June 2013

Vox

by Bem Le Hunte

Eve teasing in India

When a blessing is not a blessing

This tale begins outside a temple in Delhi. My fiancé, Jan, insisted on going inside, inspired as he was by Paramahansa Yogananda, the Hindu saint, and the ascetic sadhus with dreadlocks and tridents who lived in caves far up in the Himalayas. I was supposedly Jan’s native guide, steeped in these traditions, raised on comics of gods and goddesses draped in red cotton and gold.

We stepped into the temple and quietened as we passed in front of a depiction of Hanuman, the Hindu monkey god, tearing open his chest to reveal Ram and Sita inside: Ram and Sita, eternal consorts, the perfect balance of male and female cosmic forces. Jan’s smile was beatific. Standing in front of this line of gods and goddesses was like standing at the foothills of the Himalayas. This was how he’d always imagined an Indian temple, with the vermilion dust, the gaudy colours and the incense spreading the scent of an invisible sandalwood forest.

The numinous enchantment was broken by a stubby pujari – a Brahmin priest – who approached us. This was his temple. Would we like to do a puja? A prayer for our future marriage? It would cost only ten rupees.

A small price for the blessing of marital bliss, and it was Valentine’s Day. He sat us back to back inside one of the cloisters of the temple. Odd, I thought. I’d never had to sit like this for any ceremony before, but India is large and there are unheard-of traditions behind every stone temple wall. The familiar hum of Sanskrit chanting began, with the pujari facing me, blessing me with a touch on the forehead and a dash of red dust. I closed my eyes. But the pujari’s clammy hand stayed on my skin. I didn’t want to open my eyes, but I did, to see his filthy loincloth, a little too close to my face. I closed my eyes again. This was accidental. We were in a temple, after all. But then I felt the cloth brush against my face. I elbowed Jan. Without turning around he told me to shut up, repeating what I had just considered – we were in a temple; I had to relax. Why would the priest be doing this with my partner, a stronger, younger man, so close by? The pujari might have just lost his balance. As I thought this, two hands reached for my breasts, and this time the pujari’s groin was pressing into my face. “Jan,” I screamed over the humming prayers, “the fucker is molesting me!”

Jan leapt up and started abusing the pujari. He didn’t hit him, not in a temple of all places, but yelled at him to give us back our ten rupees. We would have left it at that had it not been for two policemen who saw me wailing at my stupidity down the road in a local park soon afterwards. Why was madam crying?

I blurted out that I’d been molested by a pujari. Groping, in India, is euphemistically called “Eve teasing”. Within minutes we were back at the temple, with Jan and the police looking for the offender. He was nowhere to be found. The men continued looking while I shifted my balance from one leg to the other, hoping that he’d been spirited away for his sins. Then the pujari’s brother approached Jan and whispered in his ear: “Look in the bathroom.”

There, behind an open toilet door, flat against the wall, was the pujari. The police dragged him out and one officer began beating him with his truncheon.
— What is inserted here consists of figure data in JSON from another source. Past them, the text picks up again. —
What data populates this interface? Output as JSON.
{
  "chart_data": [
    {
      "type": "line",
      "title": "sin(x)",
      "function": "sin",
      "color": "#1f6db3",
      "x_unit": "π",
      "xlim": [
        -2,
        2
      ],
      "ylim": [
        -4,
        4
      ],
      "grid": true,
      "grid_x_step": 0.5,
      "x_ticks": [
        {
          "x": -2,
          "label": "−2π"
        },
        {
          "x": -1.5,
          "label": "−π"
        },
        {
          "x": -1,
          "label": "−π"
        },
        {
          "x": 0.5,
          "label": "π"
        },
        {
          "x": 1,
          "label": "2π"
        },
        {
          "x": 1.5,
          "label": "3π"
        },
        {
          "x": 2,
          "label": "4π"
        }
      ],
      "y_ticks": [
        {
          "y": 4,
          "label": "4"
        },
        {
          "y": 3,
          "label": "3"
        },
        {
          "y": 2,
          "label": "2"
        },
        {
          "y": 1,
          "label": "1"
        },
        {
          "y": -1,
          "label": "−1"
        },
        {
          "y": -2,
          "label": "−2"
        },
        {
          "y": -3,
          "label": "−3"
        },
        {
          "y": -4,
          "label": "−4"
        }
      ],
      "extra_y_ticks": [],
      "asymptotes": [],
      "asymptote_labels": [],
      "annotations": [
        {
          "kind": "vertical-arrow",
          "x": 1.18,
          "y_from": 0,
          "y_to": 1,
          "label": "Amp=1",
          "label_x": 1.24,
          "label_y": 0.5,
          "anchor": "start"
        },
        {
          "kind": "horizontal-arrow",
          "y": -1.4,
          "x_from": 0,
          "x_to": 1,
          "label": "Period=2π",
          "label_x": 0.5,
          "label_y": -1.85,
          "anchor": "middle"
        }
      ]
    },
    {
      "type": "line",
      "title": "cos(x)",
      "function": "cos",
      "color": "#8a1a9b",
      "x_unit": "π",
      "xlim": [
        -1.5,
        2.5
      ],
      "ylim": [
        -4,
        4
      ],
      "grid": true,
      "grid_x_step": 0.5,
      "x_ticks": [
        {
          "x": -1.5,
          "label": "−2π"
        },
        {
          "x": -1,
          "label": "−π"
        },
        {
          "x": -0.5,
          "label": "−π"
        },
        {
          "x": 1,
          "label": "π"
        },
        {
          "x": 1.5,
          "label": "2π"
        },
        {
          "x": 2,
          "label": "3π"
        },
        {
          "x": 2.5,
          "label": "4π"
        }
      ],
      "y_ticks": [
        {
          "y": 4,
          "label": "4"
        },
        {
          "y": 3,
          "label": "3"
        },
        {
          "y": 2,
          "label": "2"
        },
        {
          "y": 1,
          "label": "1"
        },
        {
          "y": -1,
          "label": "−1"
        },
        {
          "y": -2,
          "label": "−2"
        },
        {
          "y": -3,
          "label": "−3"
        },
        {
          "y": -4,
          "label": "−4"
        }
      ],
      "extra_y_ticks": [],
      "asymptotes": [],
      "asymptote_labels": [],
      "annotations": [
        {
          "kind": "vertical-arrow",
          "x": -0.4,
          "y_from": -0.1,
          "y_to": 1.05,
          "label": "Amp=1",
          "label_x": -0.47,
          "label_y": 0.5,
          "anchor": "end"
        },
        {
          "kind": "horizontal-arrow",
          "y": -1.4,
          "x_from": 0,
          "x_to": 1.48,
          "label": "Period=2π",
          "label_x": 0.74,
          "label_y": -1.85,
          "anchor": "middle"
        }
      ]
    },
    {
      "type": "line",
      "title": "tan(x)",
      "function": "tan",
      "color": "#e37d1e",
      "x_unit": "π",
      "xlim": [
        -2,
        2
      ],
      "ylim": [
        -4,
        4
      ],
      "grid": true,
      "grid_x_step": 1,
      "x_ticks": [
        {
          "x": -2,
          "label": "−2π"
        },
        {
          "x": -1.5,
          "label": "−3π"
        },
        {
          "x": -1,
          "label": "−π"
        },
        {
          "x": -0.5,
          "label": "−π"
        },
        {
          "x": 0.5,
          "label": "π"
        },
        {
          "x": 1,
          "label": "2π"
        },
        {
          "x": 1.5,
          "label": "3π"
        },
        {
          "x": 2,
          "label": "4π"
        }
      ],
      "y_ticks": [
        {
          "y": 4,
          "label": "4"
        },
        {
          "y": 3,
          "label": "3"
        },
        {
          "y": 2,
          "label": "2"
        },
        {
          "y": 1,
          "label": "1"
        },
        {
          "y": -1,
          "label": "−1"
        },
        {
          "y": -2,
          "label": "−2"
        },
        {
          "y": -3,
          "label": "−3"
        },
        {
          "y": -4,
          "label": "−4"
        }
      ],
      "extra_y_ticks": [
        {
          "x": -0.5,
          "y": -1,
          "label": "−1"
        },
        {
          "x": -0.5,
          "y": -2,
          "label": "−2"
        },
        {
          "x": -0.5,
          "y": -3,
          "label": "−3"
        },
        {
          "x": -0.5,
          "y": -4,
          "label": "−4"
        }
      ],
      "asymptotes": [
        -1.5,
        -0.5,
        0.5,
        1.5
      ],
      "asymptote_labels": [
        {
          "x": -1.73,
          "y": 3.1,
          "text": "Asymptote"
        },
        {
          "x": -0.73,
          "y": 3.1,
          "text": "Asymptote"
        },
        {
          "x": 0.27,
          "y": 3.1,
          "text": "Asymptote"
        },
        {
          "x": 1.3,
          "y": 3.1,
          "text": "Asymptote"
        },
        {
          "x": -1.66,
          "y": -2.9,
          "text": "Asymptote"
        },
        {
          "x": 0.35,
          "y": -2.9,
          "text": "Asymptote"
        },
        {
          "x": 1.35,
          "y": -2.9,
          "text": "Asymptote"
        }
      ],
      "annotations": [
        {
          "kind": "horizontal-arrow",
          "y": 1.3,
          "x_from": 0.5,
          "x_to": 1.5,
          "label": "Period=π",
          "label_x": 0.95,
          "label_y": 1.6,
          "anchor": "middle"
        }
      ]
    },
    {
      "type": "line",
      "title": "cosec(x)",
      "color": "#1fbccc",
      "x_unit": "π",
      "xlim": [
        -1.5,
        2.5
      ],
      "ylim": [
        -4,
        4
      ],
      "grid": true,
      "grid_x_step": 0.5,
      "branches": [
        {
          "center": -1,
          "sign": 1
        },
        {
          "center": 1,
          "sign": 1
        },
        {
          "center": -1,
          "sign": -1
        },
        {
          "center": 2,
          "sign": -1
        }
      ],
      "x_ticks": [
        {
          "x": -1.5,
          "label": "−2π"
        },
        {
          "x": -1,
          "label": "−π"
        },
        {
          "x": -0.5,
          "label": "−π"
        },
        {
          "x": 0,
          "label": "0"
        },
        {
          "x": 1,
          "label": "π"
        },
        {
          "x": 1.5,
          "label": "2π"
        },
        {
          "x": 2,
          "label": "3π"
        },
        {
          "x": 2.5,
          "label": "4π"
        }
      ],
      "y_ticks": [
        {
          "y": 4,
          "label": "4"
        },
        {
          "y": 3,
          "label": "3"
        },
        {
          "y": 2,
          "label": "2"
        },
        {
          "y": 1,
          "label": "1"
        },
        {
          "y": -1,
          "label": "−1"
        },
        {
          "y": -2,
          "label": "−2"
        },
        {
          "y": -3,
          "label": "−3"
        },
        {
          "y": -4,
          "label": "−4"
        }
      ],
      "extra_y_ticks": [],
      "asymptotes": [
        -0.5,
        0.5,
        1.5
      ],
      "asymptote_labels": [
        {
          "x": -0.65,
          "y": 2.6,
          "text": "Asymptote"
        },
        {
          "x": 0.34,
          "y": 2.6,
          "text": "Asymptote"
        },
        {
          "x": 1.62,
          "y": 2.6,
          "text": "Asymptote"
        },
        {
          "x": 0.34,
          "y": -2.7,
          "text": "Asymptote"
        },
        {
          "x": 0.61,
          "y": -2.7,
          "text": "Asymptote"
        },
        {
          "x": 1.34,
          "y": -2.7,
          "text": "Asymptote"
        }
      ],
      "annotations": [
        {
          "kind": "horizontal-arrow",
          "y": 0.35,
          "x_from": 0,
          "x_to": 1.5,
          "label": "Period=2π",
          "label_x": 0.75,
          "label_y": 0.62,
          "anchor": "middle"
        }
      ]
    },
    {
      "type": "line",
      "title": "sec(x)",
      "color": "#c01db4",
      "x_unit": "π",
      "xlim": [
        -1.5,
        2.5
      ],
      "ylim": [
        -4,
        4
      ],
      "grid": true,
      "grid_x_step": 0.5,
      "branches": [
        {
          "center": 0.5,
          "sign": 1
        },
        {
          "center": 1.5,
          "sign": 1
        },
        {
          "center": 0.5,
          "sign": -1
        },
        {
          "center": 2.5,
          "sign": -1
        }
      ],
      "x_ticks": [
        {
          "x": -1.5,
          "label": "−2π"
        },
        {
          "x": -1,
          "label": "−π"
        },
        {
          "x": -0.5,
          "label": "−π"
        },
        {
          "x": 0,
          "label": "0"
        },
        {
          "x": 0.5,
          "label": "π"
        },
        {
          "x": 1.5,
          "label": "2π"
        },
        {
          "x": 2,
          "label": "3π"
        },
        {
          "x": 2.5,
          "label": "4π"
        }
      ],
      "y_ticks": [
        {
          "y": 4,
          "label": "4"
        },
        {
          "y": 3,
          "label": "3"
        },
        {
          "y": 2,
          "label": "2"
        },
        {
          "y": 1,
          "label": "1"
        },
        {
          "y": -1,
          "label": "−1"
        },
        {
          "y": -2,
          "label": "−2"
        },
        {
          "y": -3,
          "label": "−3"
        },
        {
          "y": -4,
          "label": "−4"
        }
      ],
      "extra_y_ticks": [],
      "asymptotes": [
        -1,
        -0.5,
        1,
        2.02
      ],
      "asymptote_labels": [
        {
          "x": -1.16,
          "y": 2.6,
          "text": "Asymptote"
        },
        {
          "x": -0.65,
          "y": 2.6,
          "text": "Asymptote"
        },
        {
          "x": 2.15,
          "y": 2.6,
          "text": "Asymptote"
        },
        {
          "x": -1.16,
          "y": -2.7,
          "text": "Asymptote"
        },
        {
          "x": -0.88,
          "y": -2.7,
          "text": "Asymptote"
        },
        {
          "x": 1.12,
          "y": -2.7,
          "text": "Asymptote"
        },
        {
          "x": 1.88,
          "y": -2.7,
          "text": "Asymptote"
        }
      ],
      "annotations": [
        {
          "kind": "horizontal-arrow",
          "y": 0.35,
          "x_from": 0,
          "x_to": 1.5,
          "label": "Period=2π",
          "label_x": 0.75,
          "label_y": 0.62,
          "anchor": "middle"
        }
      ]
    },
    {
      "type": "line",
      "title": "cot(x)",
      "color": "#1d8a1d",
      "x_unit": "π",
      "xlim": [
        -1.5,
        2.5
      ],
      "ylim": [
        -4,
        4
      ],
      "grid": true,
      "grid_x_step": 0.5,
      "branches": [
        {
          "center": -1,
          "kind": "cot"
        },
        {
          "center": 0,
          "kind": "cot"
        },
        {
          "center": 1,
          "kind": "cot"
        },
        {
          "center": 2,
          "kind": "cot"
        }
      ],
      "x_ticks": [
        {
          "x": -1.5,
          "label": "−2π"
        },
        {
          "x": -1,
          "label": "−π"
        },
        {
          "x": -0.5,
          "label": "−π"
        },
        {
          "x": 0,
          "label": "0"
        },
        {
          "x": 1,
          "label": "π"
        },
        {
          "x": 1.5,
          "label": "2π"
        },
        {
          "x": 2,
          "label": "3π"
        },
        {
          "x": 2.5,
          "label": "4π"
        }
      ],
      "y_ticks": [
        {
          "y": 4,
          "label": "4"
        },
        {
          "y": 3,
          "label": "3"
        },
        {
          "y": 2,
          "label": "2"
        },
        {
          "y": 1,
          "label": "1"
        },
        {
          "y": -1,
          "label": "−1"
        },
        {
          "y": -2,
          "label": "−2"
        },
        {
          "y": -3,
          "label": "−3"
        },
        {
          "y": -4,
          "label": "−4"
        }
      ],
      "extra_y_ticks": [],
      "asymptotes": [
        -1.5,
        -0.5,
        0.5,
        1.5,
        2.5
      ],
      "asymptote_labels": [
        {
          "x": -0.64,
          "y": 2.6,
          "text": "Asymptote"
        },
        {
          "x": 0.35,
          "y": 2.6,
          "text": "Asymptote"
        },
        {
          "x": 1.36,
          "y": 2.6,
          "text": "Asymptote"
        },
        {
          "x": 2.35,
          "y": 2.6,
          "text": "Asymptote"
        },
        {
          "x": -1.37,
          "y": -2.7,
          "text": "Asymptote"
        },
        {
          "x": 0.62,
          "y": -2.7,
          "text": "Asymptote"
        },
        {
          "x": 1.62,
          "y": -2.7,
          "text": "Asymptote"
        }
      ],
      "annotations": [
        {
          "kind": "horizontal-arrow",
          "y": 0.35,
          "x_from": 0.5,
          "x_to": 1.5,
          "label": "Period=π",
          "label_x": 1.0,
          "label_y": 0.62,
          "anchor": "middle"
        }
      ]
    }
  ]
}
I closed my eyes to make them all go away, but the crowd quickly grew. The pujari’s mother flung herself weeping at my feet, kissing them and stroking my sandals as she begged me to forgive her son. He was a good man and we should find it in our hearts to forgive him. She cast her eyes towards her son, now being pushed to the ground so that the officer could enjoy a fuller swing with his truncheon.

Meanwhile the whispering brother urged us on: “Do you think this is the first time? He even does this to his own daughters.” Then a cousin of the pujari, who was playing cricket nearby, presented himself as an unbiased mediator. “On the one hand, what he has done is very wrong and he should be punished for it, but on the other hand, he is the only person from this family who earns an income and if he is locked away, then the entire family will starve.”

When the police asked me and Jan to get into their Jeep with the pujari, I echoed countless “Eves” who had gone through this before me: “I’m not going to the police station. I don’t want to go through any more of this. I want to drop the charges.”

Two weeks later we saw the same officers at the nearby market and asked what had happened to the pujari. “He went to prison,” we were told. “Prison? But I dropped charges!” The police officer laughed, entertained by our naivety. “Yes, but we found other charges.”

Bem Le Hunte

Bem Le Hunte is the author of The Seduction of Silence and There, Where the Pepper Grows. She lectures at the University of New South Wales.